Uhh, the State Department is part of the Executive Branch, for which Bush, Gore, Clinton, et al are running.
Yeah, Taktix, the idea is "delegation." The Department of Agriculture is also part of the Executive Branch. I don't expect the President to be tracking hog futures, either.
Uhh, the State Department is part of the Executive Branch, for which Bush, Gore, Clinton, et al are running.
So is the Navy. Mr./Ms. Candidate, what do you know about flight deck operations? Can a submerged submarine be tactically linked to a surface battle group? You don't know? Obviously you're not knowledgeable enough to be Commander in Chief.
Uh, whoever the leader of Pakistan has (and had in 1999) his finger on the nuke button. So it's not exactly meaningless trivia for someone angling to become leader of the free world, is it?
Uh, whoever the leader of Pakistan has (and had in 1999) his finger on the nuke button.

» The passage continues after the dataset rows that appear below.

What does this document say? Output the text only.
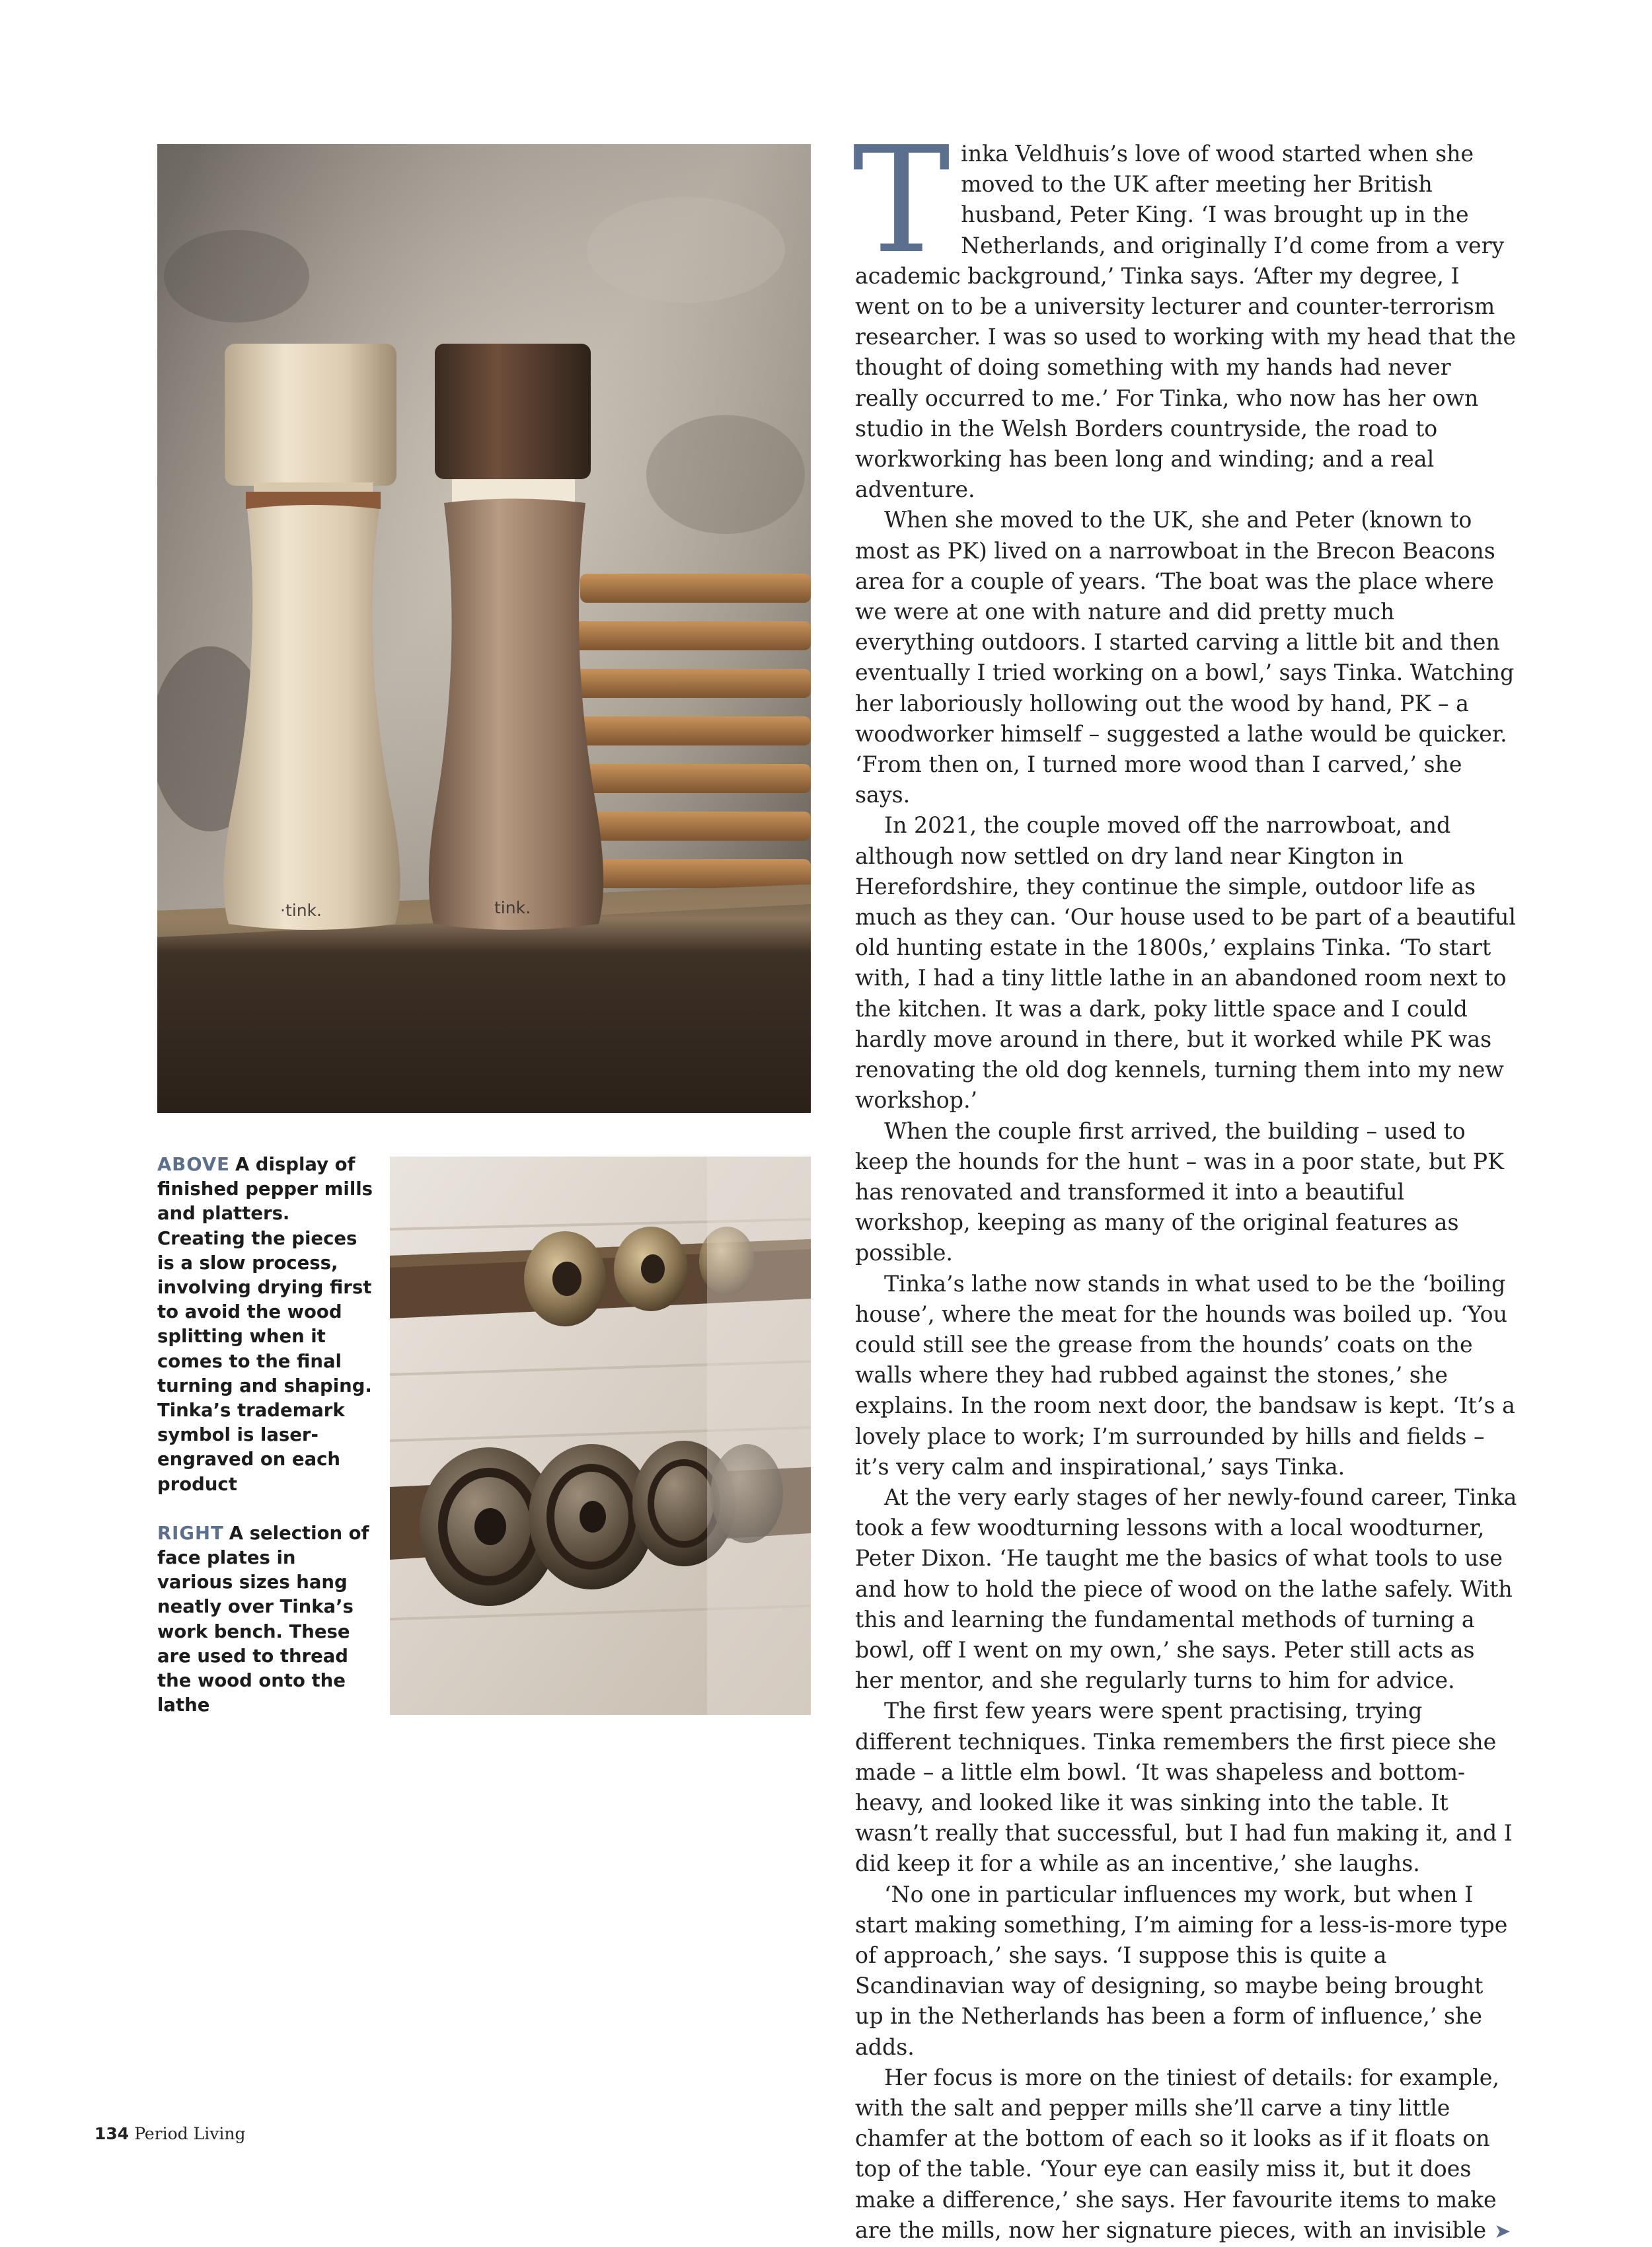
·tink.	tink.

ABOVE A display of finished pepper mills and platters. Creating the pieces is a slow process, involving drying first to avoid the wood splitting when it comes to the final turning and shaping. Tinka’s trademark symbol is laser-engraved on each product

RIGHT A selection of face plates in various sizes hang neatly over Tinka’s work bench. These are used to thread the wood onto the lathe

Tinka Veldhuis’s love of wood started when she moved to the UK after meeting her British husband, Peter King. ‘I was brought up in the Netherlands, and originally I’d come from a very academic background,’ Tinka says. ‘After my degree, I went on to be a university lecturer and counter-terrorism researcher. I was so used to working with my head that the thought of doing something with my hands had never really occurred to me.’ For Tinka, who now has her own studio in the Welsh Borders countryside, the road to workworking has been long and winding; and a real adventure.

When she moved to the UK, she and Peter (known to most as PK) lived on a narrowboat in the Brecon Beacons area for a couple of years. ‘The boat was the place where we were at one with nature and did pretty much everything outdoors. I started carving a little bit and then eventually I tried working on a bowl,’ says Tinka. Watching her laboriously hollowing out the wood by hand, PK – a woodworker himself – suggested a lathe would be quicker. ‘From then on, I turned more wood than I carved,’ she says.

In 2021, the couple moved off the narrowboat, and although now settled on dry land near Kington in Herefordshire, they continue the simple, outdoor life as much as they can. ‘Our house used to be part of a beautiful old hunting estate in the 1800s,’ explains Tinka. ‘To start with, I had a tiny little lathe in an abandoned room next to the kitchen. It was a dark, poky little space and I could hardly move around in there, but it worked while PK was renovating the old dog kennels, turning them into my new workshop.’

When the couple first arrived, the building – used to keep the hounds for the hunt – was in a poor state, but PK has renovated and transformed it into a beautiful workshop, keeping as many of the original features as possible.

Tinka’s lathe now stands in what used to be the ‘boiling house’, where the meat for the hounds was boiled up. ‘You could still see the grease from the hounds’ coats on the walls where they had rubbed against the stones,’ she explains. In the room next door, the bandsaw is kept. ‘It’s a lovely place to work; I’m surrounded by hills and fields – it’s very calm and inspirational,’ says Tinka.

At the very early stages of her newly-found career, Tinka took a few woodturning lessons with a local woodturner, Peter Dixon. ‘He taught me the basics of what tools to use and how to hold the piece of wood on the lathe safely. With this and learning the fundamental methods of turning a bowl, off I went on my own,’ she says. Peter still acts as her mentor, and she regularly turns to him for advice.

The first few years were spent practising, trying different techniques. Tinka remembers the first piece she made – a little elm bowl. ‘It was shapeless and bottom-heavy, and looked like it was sinking into the table. It wasn’t really that successful, but I had fun making it, and I did keep it for a while as an incentive,’ she laughs.

‘No one in particular influences my work, but when I start making something, I’m aiming for a less-is-more type of approach,’ she says. ‘I suppose this is quite a Scandinavian way of designing, so maybe being brought up in the Netherlands has been a form of influence,’ she adds.

Her focus is more on the tiniest of details: for example, with the salt and pepper mills she’ll carve a tiny little chamfer at the bottom of each so it looks as if it floats on top of the table. ‘Your eye can easily miss it, but it does make a difference,’ she says. Her favourite items to make are the mills, now her signature pieces, with an invisible ➤

134 Period Living
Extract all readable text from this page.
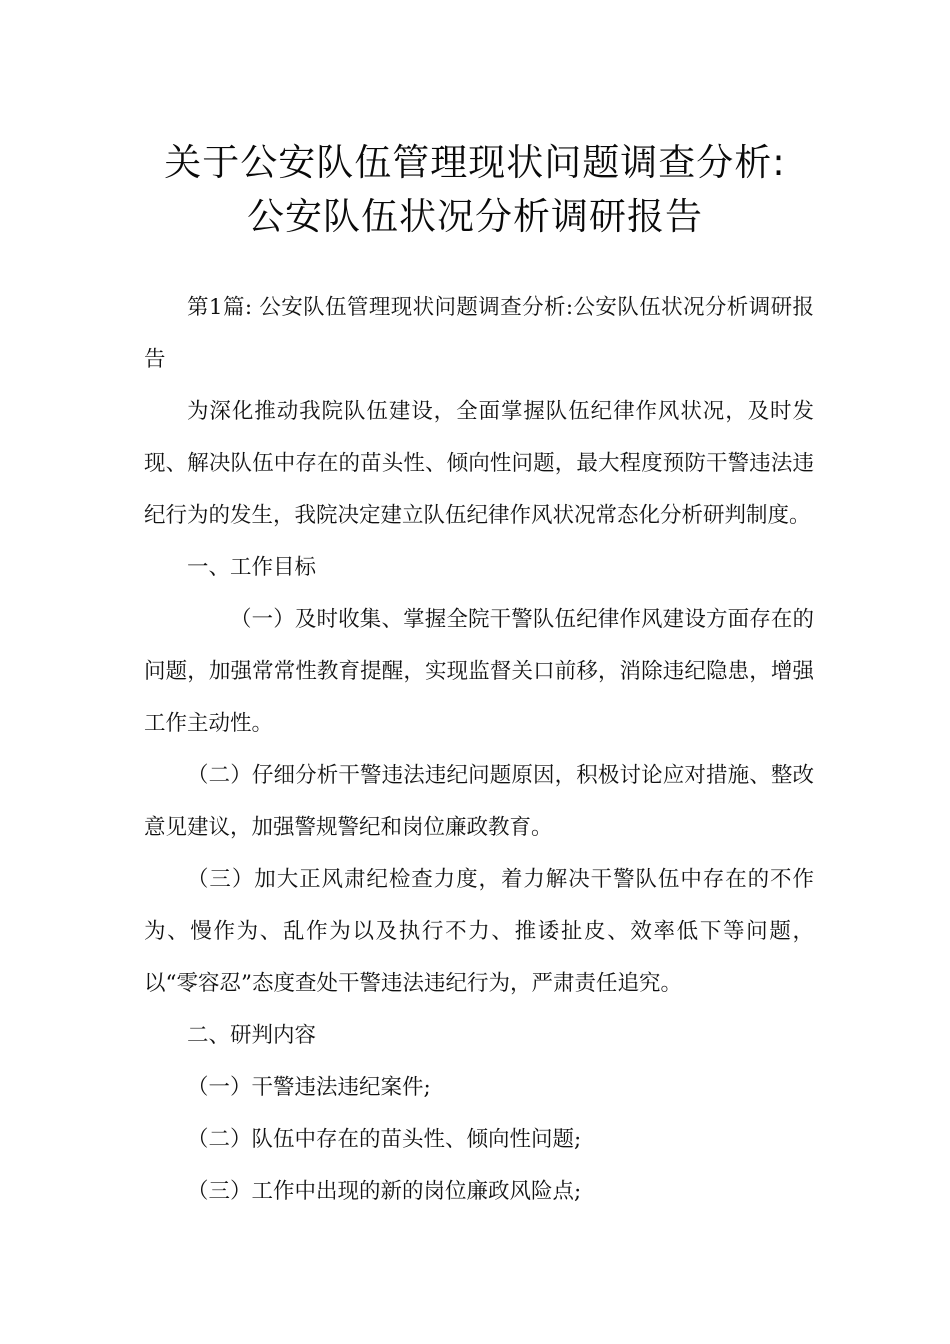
关于公安队伍管理现状问题调查分析:
公安队伍状况分析调研报告

第1篇: 公安队伍管理现状问题调查分析:公安队伍状况分析调研报告

为深化推动我院队伍建设，全面掌握队伍纪律作风状况，及时发现、解决队伍中存在的苗头性、倾向性问题，最大程度预防干警违法违纪行为的发生，我院决定建立队伍纪律作风状况常态化分析研判制度。

一、工作目标

（一）及时收集、掌握全院干警队伍纪律作风建设方面存在的问题，加强常常性教育提醒，实现监督关口前移，消除违纪隐患，增强工作主动性。

（二）仔细分析干警违法违纪问题原因，积极讨论应对措施、整改意见建议，加强警规警纪和岗位廉政教育。

（三）加大正风肃纪检查力度，着力解决干警队伍中存在的不作为、慢作为、乱作为以及执行不力、推诿扯皮、效率低下等问题，以“零容忍”态度查处干警违法违纪行为，严肃责任追究。

二、研判内容

（一）干警违法违纪案件;

（二）队伍中存在的苗头性、倾向性问题;

（三）工作中出现的新的岗位廉政风险点;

So it's not exactly meaningless trivia for someone angling to become leader of the free world, is it?
Chris Potter,
Who is the leader of_______?
India
Pakistan
Israel
France
England
Mainland China
Russia
N. Korea
No googling allowed.
Hmm, a regular tuesday evening at the "Paul" house, but without the ranch, money, or attractive women.
Russian political succession since 1917 can be easily understood:
Lenin--bald
Stalin--had hair
Khrushchev--bald
Brezhnev--had hair
Andropov--bald
Chernenko--had hair
Gorbachev--bald
Yelstin--had hair
Putin--bald (or at least balding)
So naturally:
Medvedev--has hair
Putin is a good leader, the Russians think so and really it only be theire views that count.